Leaders of K-12 schools, colleges, and universities sometimes release formal statements when acts of racial violence and injustice occur locally and elsewhere in our country. Many are writing now to their communities about the death last week of George Floyd, an unarmed Black man in Minneapolis. While these statements are meant to represent solidarity and support, they can miss the mark if not courageously constructed. Dozens of leaders have sought our counsel on what to say in this moment. This essay includes some advice we have offered them on ways to make statements more substantive, trustworthy, and actionable.
We acknowledge that police officers have killed unarmed people across all racial and ethnic groups. But if a statement at this particular time is specifically about the recent deaths of George Floyd and Breonna Taylor, then it should specifically address Black people's long-standing, catastrophic interactions with law enforcement officers and the persistent anti-Black racism that has plagued our nation and its educational institutions. We also insist that leaders cite Black people explicitly, as opposed to referring broadly to "people of color" or "historically disadvantaged communities."
While we strongly prefer action over written words, we understand that students, educators, parents, and others in local communities often expect (and sometimes pressure) leaders to swiftly release statements. Here are six things we suggest leaders who seriously aim to make a difference do in statements:
1. Acknowledge that citizens across the country are protesting not only the death of George Floyd, but also police killings of many other unarmed Black people over time.
2. Say how you personally feel about police officers killing unarmed Black people. Also say why you feel the way you do.
3. Use words that explicitly name racial violence. Do not soften the intensity of systemic racism with broad language about diversity, equity, and inclusion. If the statement does not include words such as "racism," "racist," "white supremacy," or "anti-Blackness," it is insufficient and therefore should be revised.
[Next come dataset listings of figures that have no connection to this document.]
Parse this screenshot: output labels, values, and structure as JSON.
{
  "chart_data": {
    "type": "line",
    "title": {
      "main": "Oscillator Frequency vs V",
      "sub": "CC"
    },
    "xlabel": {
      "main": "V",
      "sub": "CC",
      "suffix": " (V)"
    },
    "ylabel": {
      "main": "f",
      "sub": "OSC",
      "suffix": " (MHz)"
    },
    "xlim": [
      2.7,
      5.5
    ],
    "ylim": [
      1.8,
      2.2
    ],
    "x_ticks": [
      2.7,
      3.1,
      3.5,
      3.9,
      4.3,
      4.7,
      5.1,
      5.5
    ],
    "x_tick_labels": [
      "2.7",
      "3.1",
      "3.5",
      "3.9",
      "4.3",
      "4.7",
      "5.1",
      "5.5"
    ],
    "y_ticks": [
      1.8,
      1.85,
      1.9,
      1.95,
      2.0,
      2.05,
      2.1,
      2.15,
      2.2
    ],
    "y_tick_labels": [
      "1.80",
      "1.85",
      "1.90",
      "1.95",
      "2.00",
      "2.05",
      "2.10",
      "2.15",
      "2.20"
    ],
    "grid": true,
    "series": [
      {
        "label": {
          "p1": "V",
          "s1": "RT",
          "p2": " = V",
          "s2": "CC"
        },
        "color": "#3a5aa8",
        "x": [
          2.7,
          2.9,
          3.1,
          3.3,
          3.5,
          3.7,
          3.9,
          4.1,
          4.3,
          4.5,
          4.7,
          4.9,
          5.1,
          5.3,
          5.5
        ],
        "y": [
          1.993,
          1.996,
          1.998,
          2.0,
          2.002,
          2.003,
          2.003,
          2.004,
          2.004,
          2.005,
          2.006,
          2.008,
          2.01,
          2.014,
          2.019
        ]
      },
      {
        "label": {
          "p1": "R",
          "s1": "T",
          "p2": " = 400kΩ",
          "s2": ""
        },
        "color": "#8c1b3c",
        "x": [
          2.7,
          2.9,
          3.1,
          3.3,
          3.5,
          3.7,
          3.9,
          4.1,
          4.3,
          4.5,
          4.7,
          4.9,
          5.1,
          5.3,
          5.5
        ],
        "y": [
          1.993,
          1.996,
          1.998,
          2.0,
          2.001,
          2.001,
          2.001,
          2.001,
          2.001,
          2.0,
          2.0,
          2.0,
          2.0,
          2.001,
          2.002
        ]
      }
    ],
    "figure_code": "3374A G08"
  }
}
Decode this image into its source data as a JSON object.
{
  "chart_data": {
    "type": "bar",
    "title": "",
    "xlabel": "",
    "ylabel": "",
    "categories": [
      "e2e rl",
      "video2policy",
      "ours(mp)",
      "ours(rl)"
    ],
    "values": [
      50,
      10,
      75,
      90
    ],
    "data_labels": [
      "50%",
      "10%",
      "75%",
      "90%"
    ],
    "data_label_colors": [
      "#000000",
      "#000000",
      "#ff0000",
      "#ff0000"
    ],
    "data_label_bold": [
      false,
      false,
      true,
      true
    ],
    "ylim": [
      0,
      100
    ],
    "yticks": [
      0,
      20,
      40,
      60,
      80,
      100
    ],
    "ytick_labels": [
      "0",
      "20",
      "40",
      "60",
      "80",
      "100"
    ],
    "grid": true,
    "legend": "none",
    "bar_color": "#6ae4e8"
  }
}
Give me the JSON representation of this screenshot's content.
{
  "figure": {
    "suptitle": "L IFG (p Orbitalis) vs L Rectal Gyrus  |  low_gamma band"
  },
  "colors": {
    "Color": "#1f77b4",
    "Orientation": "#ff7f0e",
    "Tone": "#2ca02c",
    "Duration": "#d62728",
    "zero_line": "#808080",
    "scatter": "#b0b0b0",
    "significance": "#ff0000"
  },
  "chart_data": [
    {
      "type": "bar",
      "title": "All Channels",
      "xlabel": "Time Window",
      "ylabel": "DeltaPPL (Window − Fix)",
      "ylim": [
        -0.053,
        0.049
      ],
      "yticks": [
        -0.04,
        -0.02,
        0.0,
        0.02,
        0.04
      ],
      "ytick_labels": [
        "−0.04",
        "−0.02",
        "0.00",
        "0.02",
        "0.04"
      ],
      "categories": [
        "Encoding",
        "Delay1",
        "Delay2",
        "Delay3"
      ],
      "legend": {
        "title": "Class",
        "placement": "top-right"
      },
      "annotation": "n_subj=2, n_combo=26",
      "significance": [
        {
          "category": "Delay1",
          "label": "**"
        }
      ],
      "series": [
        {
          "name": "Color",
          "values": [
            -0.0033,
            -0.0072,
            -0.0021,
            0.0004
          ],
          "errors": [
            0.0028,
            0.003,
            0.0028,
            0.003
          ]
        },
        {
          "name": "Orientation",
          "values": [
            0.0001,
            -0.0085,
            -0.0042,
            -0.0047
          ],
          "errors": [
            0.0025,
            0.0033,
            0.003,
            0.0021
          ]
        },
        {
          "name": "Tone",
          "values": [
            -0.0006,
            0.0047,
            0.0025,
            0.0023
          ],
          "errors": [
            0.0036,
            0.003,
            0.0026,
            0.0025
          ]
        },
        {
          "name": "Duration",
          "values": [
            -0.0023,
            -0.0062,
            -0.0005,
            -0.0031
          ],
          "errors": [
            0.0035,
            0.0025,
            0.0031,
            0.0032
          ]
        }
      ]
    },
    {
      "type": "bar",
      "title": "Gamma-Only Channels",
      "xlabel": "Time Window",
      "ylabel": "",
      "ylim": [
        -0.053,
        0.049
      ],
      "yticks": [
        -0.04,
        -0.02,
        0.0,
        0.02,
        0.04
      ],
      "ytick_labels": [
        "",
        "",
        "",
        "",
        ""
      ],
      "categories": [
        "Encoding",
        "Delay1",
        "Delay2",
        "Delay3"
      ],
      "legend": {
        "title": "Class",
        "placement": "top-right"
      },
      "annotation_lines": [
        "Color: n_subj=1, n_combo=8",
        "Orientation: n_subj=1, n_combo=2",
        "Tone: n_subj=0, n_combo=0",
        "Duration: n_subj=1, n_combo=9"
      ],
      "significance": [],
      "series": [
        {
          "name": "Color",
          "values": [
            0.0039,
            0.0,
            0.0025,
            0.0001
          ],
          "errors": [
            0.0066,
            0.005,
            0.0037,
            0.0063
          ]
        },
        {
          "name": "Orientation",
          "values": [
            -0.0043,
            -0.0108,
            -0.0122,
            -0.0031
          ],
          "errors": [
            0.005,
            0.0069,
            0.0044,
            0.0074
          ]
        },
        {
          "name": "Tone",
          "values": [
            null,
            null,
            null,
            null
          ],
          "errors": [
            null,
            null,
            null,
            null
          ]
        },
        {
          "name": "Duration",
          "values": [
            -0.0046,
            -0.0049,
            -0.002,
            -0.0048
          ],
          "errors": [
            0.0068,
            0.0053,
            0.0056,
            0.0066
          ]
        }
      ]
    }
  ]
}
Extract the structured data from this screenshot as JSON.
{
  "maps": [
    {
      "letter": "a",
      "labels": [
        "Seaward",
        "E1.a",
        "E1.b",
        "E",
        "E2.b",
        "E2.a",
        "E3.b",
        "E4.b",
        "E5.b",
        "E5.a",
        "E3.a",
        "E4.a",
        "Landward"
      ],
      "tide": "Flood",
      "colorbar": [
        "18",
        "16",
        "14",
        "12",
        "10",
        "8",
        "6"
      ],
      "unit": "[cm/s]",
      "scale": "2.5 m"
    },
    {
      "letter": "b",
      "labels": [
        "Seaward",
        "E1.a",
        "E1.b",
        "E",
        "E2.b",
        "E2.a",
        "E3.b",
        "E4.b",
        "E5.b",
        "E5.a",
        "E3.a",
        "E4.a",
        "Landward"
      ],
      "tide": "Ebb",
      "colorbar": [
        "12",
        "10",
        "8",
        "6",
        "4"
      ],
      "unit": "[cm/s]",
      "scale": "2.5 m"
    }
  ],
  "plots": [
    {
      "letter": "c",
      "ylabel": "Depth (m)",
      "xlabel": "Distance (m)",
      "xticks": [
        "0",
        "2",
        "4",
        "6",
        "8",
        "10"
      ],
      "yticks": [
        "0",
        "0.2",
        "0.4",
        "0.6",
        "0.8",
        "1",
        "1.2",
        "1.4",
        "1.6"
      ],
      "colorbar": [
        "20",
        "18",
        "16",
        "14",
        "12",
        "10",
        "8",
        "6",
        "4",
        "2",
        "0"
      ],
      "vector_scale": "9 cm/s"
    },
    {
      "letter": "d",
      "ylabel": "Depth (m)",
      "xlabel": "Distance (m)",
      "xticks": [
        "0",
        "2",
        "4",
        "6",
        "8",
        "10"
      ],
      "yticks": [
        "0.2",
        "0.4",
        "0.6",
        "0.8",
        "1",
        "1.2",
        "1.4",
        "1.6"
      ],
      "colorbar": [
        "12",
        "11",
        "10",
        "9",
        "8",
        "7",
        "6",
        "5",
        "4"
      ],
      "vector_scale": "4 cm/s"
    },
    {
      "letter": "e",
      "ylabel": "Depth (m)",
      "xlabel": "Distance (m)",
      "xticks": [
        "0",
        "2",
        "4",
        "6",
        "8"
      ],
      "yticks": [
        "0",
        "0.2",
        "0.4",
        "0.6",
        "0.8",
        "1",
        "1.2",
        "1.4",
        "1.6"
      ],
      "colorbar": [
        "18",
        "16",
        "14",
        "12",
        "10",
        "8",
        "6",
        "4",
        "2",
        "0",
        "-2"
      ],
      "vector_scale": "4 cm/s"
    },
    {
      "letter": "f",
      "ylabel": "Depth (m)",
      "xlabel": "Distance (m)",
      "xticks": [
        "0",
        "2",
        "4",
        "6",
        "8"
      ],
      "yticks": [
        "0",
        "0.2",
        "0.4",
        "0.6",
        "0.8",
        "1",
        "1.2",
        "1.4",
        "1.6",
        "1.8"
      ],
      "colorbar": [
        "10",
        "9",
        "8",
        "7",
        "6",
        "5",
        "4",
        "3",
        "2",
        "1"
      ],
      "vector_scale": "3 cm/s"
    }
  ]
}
4. Call for readers of the statement to ask Black students, Black teachers, Black staff members, and Black families how they are affected by this; what support they need from their schools; and what they would like to have happen in this moment and beyond.
5. Urge readers of the statement to help students and colleagues across all racial and ethnic groups more deeply understand the realities of Black people's interactions with law-enforcement officers locally and elsewhere. Also encourage readers to form interracial coalitions that peacefully oppose anti-Blackness and pursue racial equity for Black Americans. Be sure to stress that Black people should be involved in these coalitions, and we all must stand alongside them.
6. Articulate actions you plan to take to confirm that Black lives do indeed matter. For example, specify how you will work to eliminate racist discipline policies and practices in your school or district; address the misdiagnosis of Black children for special education; provide Black students equitable access to gifted programs, Advanced Placement courses, and other academically rigorous experiences; integrate anti-racist and Black studies curricula across your academic programs; hire, support, and advance the careers of more Black employees; and provide multidimensional, sustained professional learning experiences for teachers, counselors, staff members, and administrators across all racial and ethnic groups.
Statements that include these elements indicate a clear stance on care for and affirmation of Black students and families. They have the potential to motivate and inspire readers and perhaps bolster their confidence in superintendents, principals, school board members, and other administrators. However, it is what leaders do in the days, weeks, and years ahead that will ultimately make a difference in the dismantling of white supremacy and anti-Black racism that occurs within and beyond schools.
Dorinda J. Carter Andrews is a professor and the chairperson of the Department of Teacher Education at Michigan State University. Shaun R. Harper is a professor at the University of Southern California Rossier School of Education, executive director of the USC Race and Equity Center, and the president of the American Educational Research Association.